Regulation Day Approaches

Late into 2015, the American Action Forum (AAF) wanted to predict how the waning days of the Obama Administration would unfold. AAF calculated that the president would have strong incentives to publish major regulations before May 17, 2016 (“Regulation Day”) based on the House and Senate legislative calendars. Although this date cannot be known until Congress adjourns its session, it was substantiated by the Congressional Research Service in February. Rules issued after that date could be repealed by the next Congress and the next administration under the Congressional Review Act (CRA). AAF has tracked all regulations leaving the White House this year and while the pace is not unprecedented, the number of significant rules is notable.

If the administration has decided to rush major regulations before the May 17th deadline, what is the cost? According to AAF data compiled from government agencies, since April 2016 agencies have imposed $39.3 billion in regulatory costs, from proposed and final measures. Final rule burdens are an overwhelming share of this total at $37.5 billion; $31.5 billion of the cost is driven mainly by the Department of Labor’s “Fiduciary” rule for investment advisors. However, that wasn’t the only notable aspect of rulemakings leading up to “Regulation Day.” These measures would also impose more than 13.9 million paperwork burden hours. On a per capita basis, final rules from this stretch will add $116 to every individual’s regulatory tab. Below are some of the other expensive regulations published during the last month:

The chart below indicates April was far busier than any other month this year, at least in regard to final regulatory costs. In 2016, the administration has proposed or finalized more than $85 billion in total costs, in addition to 44 million paperwork burden hours. Whether this is because of a concerted rush to avoid CRA scrutiny or other factors, only the administration knows.

Jan_April 2016

Since April, the administration has also proposed several notable regulations, that if rushed, could easily be final before the next president takes office. A new pipeline safety rule ($711 million), an air quality reporting measure ($302 million), and the “National Organic Program” ($256 million) have all entered the public comment phase of the regulatory process. However, barring some extreme procedural move, their final versions won’t likely avoid “Regulation Day,” allowing the next Congress to review their efficacy.

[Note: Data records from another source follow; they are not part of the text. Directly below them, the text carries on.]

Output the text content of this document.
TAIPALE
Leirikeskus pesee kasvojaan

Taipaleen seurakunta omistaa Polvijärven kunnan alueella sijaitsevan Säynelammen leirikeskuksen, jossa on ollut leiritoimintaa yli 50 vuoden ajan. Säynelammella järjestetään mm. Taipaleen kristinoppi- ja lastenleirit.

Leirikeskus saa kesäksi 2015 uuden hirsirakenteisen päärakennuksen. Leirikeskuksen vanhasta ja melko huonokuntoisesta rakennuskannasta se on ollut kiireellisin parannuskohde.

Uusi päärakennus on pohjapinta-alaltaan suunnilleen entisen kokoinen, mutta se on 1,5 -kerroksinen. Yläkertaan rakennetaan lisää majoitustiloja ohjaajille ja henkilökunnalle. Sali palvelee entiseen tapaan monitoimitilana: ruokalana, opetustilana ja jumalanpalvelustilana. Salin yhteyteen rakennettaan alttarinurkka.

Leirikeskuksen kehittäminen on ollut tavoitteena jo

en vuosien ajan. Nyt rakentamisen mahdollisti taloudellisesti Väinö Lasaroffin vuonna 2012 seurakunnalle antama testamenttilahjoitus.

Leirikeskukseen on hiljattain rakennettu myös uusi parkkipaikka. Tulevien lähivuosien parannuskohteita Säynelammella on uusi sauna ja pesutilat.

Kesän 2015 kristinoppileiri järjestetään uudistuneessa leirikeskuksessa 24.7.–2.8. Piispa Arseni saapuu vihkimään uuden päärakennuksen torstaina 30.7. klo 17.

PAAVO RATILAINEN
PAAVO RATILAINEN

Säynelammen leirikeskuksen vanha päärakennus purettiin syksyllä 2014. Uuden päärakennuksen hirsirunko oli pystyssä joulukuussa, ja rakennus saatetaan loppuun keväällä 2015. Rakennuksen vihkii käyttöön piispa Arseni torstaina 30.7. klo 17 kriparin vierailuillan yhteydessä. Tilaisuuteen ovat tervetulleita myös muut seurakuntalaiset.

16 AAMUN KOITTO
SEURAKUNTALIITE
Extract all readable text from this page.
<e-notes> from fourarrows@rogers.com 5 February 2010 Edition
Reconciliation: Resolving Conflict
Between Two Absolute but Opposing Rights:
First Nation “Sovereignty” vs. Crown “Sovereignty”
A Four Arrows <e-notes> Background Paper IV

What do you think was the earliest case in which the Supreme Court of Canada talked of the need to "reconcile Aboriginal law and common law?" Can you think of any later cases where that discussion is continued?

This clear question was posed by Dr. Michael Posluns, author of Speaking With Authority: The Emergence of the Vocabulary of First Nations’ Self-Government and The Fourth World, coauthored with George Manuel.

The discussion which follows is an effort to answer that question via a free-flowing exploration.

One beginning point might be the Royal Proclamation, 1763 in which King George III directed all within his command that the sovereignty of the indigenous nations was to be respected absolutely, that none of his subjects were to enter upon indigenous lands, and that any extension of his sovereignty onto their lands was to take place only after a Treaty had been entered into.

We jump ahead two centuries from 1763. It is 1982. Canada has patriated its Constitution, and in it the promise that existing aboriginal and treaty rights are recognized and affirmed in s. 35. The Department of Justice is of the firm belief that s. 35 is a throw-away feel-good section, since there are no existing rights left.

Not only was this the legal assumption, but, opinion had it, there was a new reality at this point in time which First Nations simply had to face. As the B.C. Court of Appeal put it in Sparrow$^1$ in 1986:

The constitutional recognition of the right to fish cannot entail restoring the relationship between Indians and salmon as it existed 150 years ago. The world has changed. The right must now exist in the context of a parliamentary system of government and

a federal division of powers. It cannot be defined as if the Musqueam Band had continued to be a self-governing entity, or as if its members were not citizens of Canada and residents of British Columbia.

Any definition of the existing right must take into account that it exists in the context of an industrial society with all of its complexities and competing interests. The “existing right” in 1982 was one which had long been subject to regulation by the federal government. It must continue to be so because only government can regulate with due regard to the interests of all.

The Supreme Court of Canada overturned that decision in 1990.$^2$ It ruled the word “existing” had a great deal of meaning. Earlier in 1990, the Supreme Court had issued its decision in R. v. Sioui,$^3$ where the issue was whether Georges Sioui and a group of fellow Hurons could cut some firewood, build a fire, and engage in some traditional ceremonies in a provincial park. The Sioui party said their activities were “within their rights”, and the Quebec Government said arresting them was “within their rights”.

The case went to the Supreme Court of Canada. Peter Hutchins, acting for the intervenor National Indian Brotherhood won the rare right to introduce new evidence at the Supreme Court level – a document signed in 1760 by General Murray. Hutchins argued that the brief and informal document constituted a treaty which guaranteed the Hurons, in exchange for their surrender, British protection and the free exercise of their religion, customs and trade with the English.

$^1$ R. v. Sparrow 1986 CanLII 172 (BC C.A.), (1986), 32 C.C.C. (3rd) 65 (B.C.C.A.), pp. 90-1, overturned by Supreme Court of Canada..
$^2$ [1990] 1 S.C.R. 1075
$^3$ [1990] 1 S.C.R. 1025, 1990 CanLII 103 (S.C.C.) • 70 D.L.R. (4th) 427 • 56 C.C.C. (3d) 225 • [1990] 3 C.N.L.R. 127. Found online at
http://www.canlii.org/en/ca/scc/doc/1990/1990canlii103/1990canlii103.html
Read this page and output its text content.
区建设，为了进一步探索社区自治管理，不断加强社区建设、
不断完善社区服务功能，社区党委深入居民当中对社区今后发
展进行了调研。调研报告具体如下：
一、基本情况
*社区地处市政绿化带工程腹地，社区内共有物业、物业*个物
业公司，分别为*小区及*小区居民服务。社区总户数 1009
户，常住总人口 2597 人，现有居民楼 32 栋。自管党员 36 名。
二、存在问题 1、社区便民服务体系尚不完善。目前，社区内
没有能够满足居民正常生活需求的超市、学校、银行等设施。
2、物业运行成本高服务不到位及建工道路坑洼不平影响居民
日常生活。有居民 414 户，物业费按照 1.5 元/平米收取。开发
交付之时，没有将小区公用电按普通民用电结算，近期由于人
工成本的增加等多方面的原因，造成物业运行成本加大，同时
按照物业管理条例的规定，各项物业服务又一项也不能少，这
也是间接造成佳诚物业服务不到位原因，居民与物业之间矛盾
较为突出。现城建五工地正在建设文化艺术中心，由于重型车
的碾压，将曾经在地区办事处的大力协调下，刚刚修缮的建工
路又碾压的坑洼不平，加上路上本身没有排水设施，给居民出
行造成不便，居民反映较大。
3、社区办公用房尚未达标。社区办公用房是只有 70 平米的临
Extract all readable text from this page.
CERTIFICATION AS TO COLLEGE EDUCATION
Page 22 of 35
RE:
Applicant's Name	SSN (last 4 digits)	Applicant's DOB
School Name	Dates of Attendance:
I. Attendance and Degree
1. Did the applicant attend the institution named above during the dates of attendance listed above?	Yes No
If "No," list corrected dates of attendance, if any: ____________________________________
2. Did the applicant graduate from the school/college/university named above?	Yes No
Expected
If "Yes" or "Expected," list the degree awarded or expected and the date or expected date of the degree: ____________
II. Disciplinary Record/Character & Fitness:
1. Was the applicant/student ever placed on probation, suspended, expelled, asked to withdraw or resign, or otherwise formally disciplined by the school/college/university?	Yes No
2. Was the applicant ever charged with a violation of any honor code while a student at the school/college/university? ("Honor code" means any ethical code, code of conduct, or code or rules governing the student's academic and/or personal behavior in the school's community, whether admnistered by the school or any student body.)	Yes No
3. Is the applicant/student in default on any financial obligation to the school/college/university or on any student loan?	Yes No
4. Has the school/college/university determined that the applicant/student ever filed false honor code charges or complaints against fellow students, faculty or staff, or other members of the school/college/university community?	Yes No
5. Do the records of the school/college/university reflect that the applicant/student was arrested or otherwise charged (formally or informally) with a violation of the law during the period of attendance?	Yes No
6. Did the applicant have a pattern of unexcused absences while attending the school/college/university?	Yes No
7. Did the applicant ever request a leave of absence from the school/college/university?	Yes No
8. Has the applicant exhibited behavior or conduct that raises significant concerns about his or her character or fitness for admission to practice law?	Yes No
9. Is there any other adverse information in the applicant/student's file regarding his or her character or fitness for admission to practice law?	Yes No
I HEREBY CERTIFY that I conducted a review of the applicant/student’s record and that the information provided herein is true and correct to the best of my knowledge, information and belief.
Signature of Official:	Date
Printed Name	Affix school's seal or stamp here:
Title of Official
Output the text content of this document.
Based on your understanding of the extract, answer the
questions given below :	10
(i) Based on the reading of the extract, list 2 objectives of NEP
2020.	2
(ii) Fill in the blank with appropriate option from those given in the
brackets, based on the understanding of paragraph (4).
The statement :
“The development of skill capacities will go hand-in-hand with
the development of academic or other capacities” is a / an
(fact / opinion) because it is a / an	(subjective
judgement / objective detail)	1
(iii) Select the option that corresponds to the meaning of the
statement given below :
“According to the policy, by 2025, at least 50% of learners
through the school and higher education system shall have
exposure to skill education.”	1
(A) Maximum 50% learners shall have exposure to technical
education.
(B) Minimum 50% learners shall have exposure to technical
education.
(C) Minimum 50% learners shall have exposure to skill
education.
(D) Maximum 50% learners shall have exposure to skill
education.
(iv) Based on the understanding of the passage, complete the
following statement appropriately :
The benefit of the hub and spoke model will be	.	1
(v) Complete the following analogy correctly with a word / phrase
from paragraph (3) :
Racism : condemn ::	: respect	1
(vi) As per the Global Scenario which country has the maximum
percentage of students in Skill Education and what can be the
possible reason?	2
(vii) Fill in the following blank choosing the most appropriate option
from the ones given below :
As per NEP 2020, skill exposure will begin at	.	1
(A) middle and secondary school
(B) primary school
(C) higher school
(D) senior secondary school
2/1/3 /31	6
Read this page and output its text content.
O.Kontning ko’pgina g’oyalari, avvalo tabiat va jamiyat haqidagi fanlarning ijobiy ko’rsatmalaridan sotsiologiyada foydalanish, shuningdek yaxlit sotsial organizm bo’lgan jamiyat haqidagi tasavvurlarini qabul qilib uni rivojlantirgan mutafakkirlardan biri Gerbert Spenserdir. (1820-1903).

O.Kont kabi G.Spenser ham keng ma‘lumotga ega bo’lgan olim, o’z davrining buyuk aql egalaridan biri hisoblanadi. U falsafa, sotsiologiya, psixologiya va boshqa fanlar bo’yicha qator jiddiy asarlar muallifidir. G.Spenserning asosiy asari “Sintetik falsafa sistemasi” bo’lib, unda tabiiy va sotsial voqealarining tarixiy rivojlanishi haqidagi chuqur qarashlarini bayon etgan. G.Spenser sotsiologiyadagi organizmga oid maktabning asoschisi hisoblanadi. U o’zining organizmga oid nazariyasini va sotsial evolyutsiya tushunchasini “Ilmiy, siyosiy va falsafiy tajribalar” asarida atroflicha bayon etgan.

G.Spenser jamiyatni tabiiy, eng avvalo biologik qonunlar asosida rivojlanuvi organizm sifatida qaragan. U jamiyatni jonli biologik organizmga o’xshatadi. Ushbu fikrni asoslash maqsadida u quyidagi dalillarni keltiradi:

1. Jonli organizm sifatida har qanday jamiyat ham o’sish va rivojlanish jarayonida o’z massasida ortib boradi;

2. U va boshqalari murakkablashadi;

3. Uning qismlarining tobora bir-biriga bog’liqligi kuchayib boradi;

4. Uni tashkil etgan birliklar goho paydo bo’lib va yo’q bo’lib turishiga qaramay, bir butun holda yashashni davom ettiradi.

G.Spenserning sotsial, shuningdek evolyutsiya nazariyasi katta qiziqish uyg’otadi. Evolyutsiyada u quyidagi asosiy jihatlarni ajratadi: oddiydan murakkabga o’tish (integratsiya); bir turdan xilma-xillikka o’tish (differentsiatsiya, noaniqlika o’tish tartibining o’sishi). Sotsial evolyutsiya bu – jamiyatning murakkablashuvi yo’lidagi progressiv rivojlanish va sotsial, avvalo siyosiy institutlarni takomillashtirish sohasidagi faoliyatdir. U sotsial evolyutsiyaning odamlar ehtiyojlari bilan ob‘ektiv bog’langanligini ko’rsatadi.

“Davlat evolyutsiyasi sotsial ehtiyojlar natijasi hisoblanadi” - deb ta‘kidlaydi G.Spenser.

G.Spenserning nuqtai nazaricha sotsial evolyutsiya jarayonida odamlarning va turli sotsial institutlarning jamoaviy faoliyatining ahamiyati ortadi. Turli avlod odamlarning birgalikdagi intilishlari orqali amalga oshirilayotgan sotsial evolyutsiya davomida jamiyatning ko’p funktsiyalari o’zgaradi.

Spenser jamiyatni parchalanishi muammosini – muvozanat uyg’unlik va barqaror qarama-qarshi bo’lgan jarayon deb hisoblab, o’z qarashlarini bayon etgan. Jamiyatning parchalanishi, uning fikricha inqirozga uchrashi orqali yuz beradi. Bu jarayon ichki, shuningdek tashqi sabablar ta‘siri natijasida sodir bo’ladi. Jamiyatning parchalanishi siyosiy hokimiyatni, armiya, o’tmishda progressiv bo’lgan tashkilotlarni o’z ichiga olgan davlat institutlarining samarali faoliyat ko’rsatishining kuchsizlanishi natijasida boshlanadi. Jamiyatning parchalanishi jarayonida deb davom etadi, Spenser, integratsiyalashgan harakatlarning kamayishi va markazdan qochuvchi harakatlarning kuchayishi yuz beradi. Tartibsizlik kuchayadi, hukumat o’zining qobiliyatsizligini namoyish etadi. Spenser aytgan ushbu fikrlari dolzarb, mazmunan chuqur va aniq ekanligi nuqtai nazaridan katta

As AAF mentioned, the volume of regulations released from the White House isn’t extraordinary, but the price tags are significant. For example, through the first four months of this year, the administration has released 44 significant rulemakings, far more than any presidential election year since 1996. Here is a snapshot for significant activity in previous years (January through April):

  • 2012: 28 rules
  • 2008: 32 rules
  • 2004: 27 rules
  • 2000: 23 rules
  • 1996: 14 rules

As shown above, President Obama has already released 37 percent more significant regulations than any comparable period since 1996. Indeed, the administration has also approved three times as many economically significant rulemakings as were approved in 1996.

These regulatory costs essentially represent unchecked power for the president. Absent an intervention from the federal courts or a surprising supermajority in Congress, these rules will likely persist indefinitely. Perhaps Congress and future policymakers are more interested in what they could control through the CRA. In other words, what regulations haven’t been finalized yet?

As of this writing, there are 35 “economically significant” (impact on the economy of $100 million or more) rulemakings that have not yet been officially published. These include revised food labeling standards, the 2017 renewable fuels standard, final fracking standards from the EPA, and final overtime rules for professionals. Combined, the three final rules could impose $4.4 billion in additional economic burdens, and more than 2.5 million paperwork burden hours. This is to say nothing of the other 32 rules under review, or the dozens of significant measures that will be approved before President Obama leaves office.


President Obama is moving into a phase where many significant regulatory decisions could be checked by the next Congress. To this point, he has happily vetoed attempts to undo controversial measures. Once Regulation Day passes, the next Congress will have an opportunity to review the administration’s Lame Duck rules. Whether they repeal these expensive regulations depends on the partisan composition of Congress, and a willing president.